Now, MHR distributions are a subclass of regular distributions, which are the distributions for which Myerson’s virtual value \phi(z) is a monotone function. I usually find harder to think about regular distributions than to think about MHR (in fact, I don’t know so many examples that are regular, but not MHR. Here is one, though, called the equal-revenue-distribution. Consider z \in [1, \infty) distributed according to f(z) = 1/z^2. The cumulative distribution is given by F(z) = 1-1/z. The interesting thing of this distribution is that posted prices get the same revenue regardless of the price. For example, if we post any price r \in [1,\infty), then a customer with valuations z \sim f buys the item if z > r by price r, getting  revenue is r (1-F(r)) = 1. This can be expressed by the fact that \phi(z) = 0. I was a bit puzzled by this fact, because of Myerson’s Lemma:

Myerson Lemma: If a mechanism sells to some player that has valuation v \sim f with probability x(v) when he has value v, then the revenue is \mathbb{E} [x(v) \phi(v)].

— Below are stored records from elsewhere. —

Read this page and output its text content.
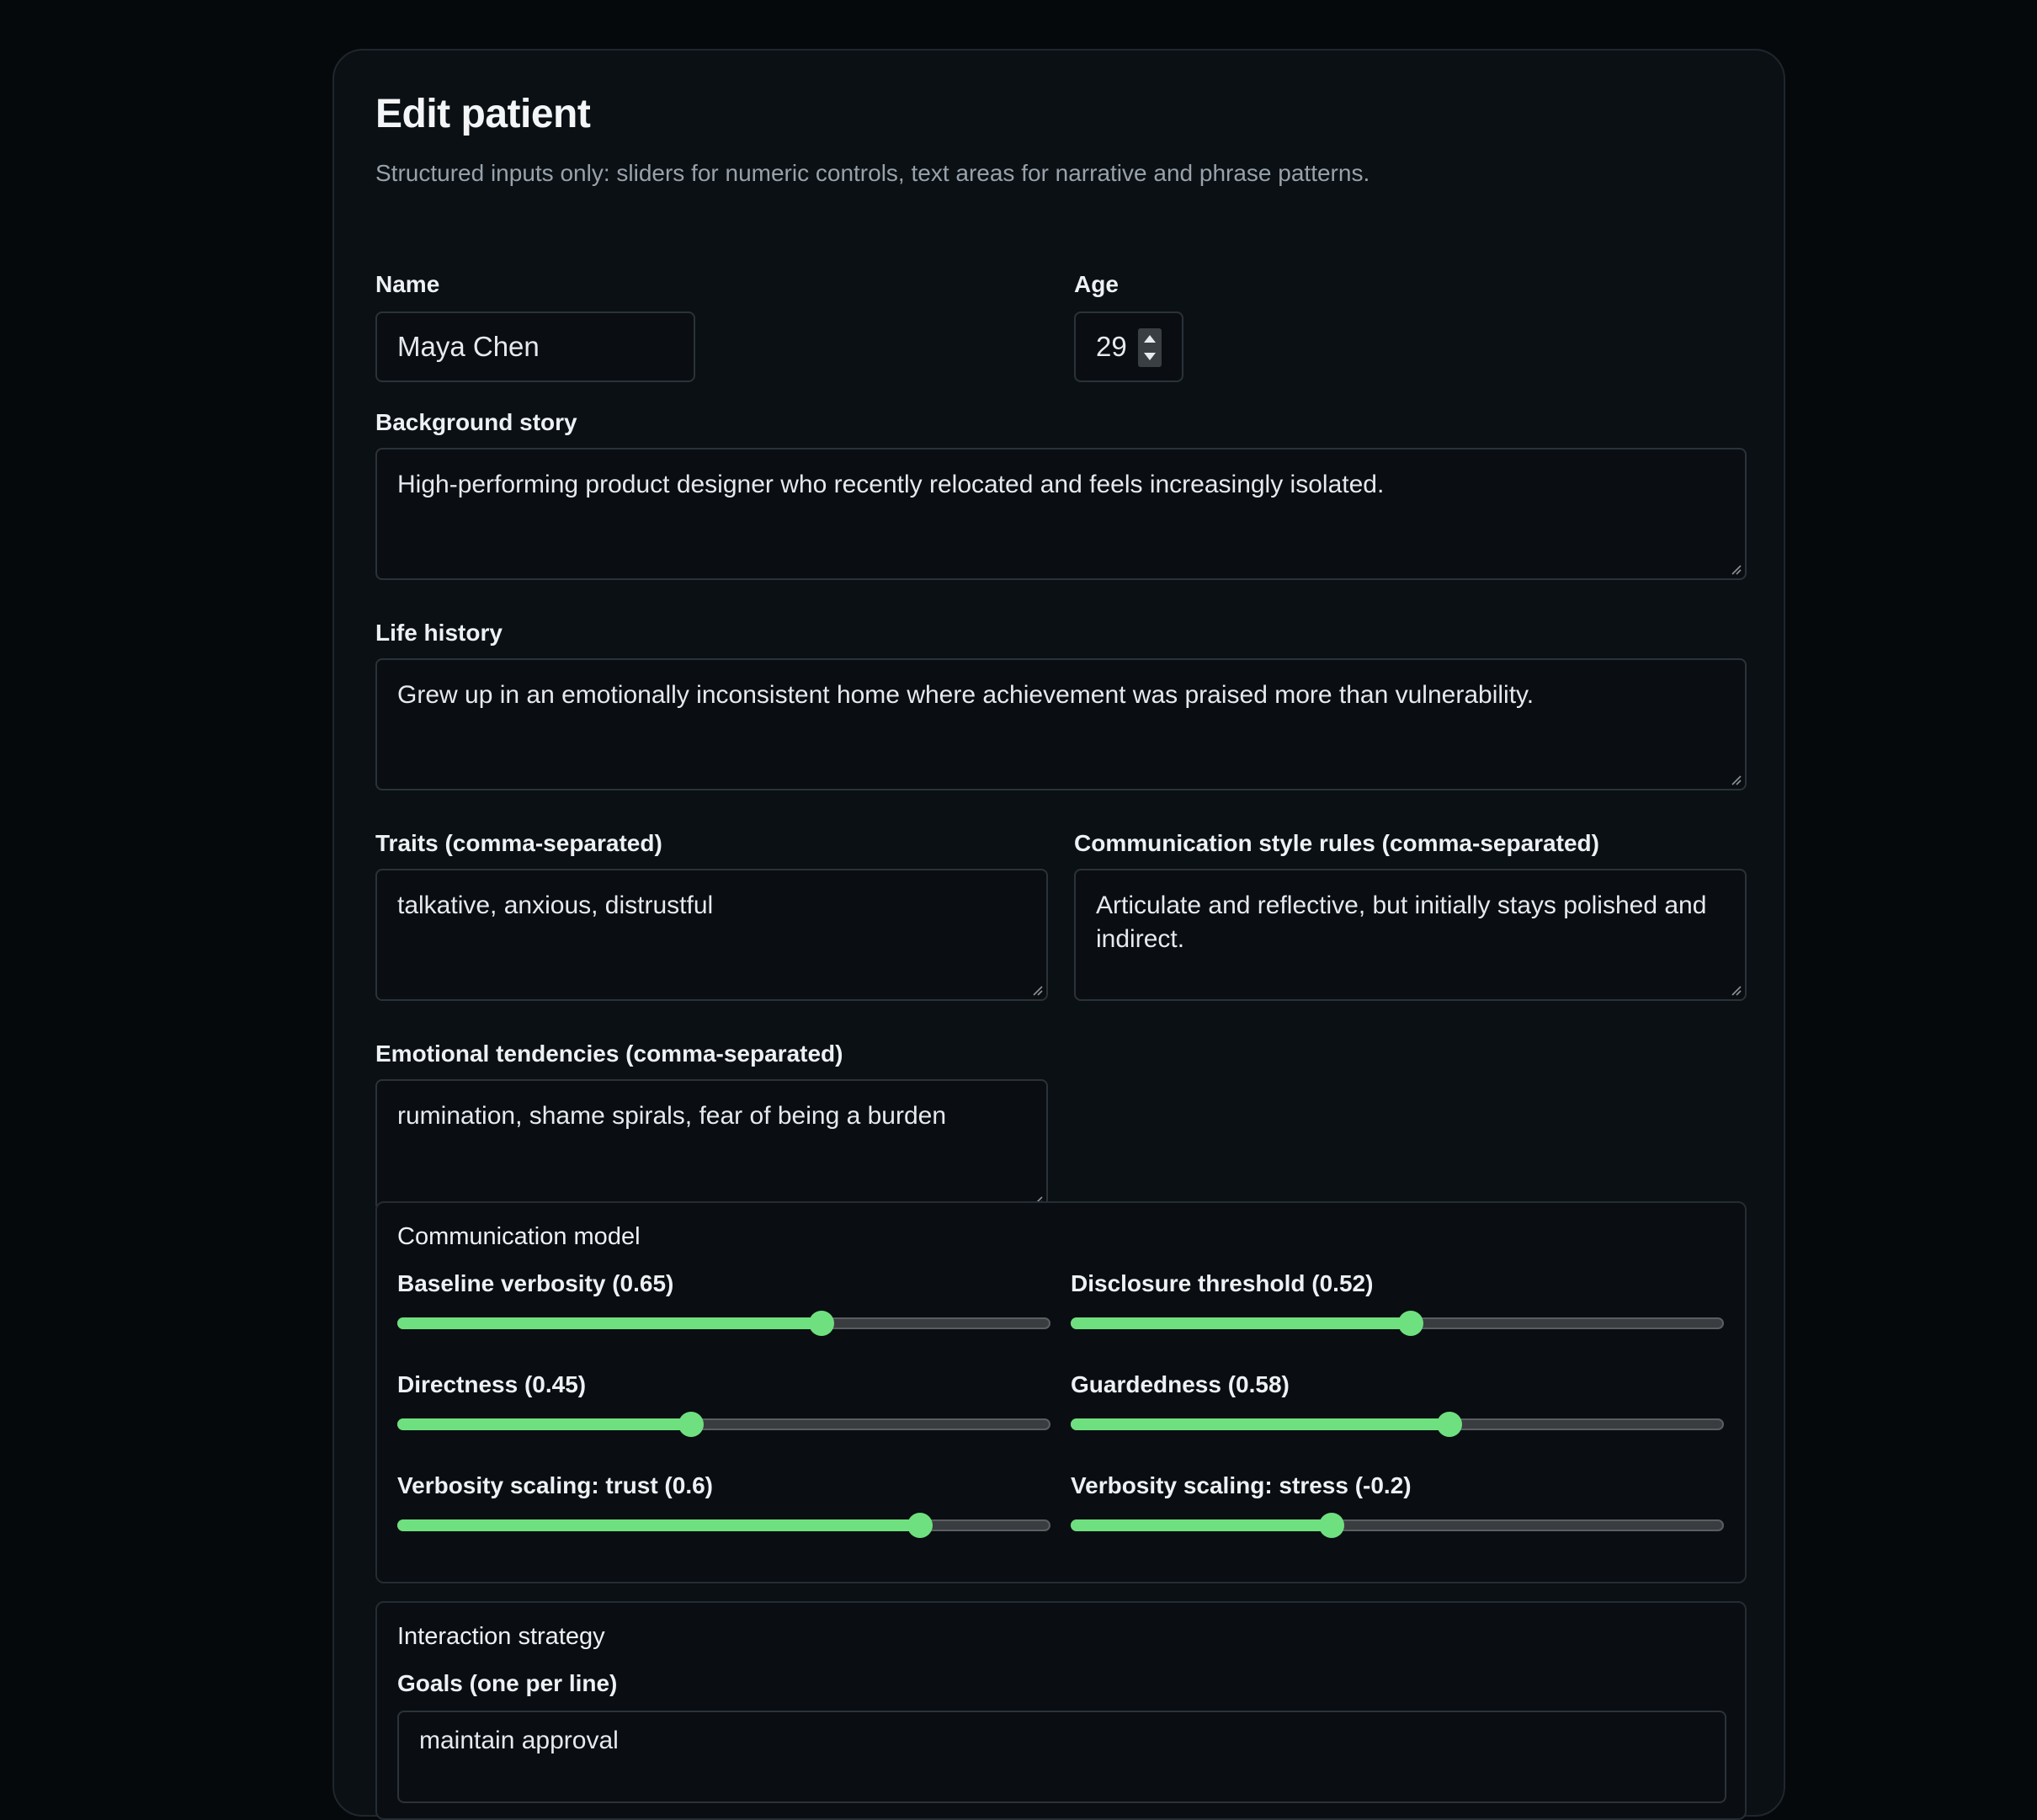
Edit patient
Structured inputs only: sliders for numeric controls, text areas for narrative and phrase patterns.
Name
Maya Chen
Age
29
Background story
High-performing product designer who recently relocated and feels increasingly isolated.
Life history
Grew up in an emotionally inconsistent home where achievement was praised more than vulnerability.
Traits (comma-separated)
talkative, anxious, distrustful
Communication style rules (comma-separated)
Articulate and reflective, but initially stays polished and indirect.
Emotional tendencies (comma-separated)
rumination, shame spirals, fear of being a burden
Communication model
Baseline verbosity (0.65)	Disclosure threshold (0.52)
Directness (0.45)	Guardedness (0.58)
Verbosity scaling: trust (0.6)	Verbosity scaling: stress (-0.2)
Interaction strategy
Goals (one per line)
maintain approval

And it seemed that the auctioneers was doomed to get zero revenue, since \phi(z) = 0. For example, suppose we fix some price r and we sell the item if v \geq r by price r. Then it seems that Myerson’s Lemma should go through by a derivation like that (for this special case, although the general proof is quite similar):

\mathbb{E} [x(v) \phi(v)] = \int_r^\infty \phi(z) f(z) dz = \int_r^\infty z f(z) - (1-F(z)) dz =

= \int_r^\infty [ z f(z) - \int_z^\infty f(u) du ] dz = \int_r^\infty z f(z) dz - \int_r^\infty \int_r^u f(u) dz du

= r (1-F(r))

but those don’t seem to match, since one side is zero and the other is 1. The mistake we did above is classic, which is to calculate \infty - \infty. We wrote:

\mathbb{E}[\phi(v)] = \int_r^\infty z f(z) dz - \int_r^\infty 1-F(z) dz

but both are infinity! This made me realize that Myerson’s Lemma needs the condition that \mathbb{E}[z] < \infty, which is quite a natural a distribution over valuations of a good. So, one of the bugs of the the equal-revenue-distribution is that \mathbb{E}[z] = \infty. A family that is close to this, but doesn’t suffer this bug is: f(z) = \frac{\alpha-1}{z^\alpha} for z \in [1,\infty), then F(z) = 1 - z^{1-\alpha}. For \alpha > 2 we have \mathbb{E}[v] < \infty, then we get \phi(z) = \frac{\alpha-2}{\alpha-1} z.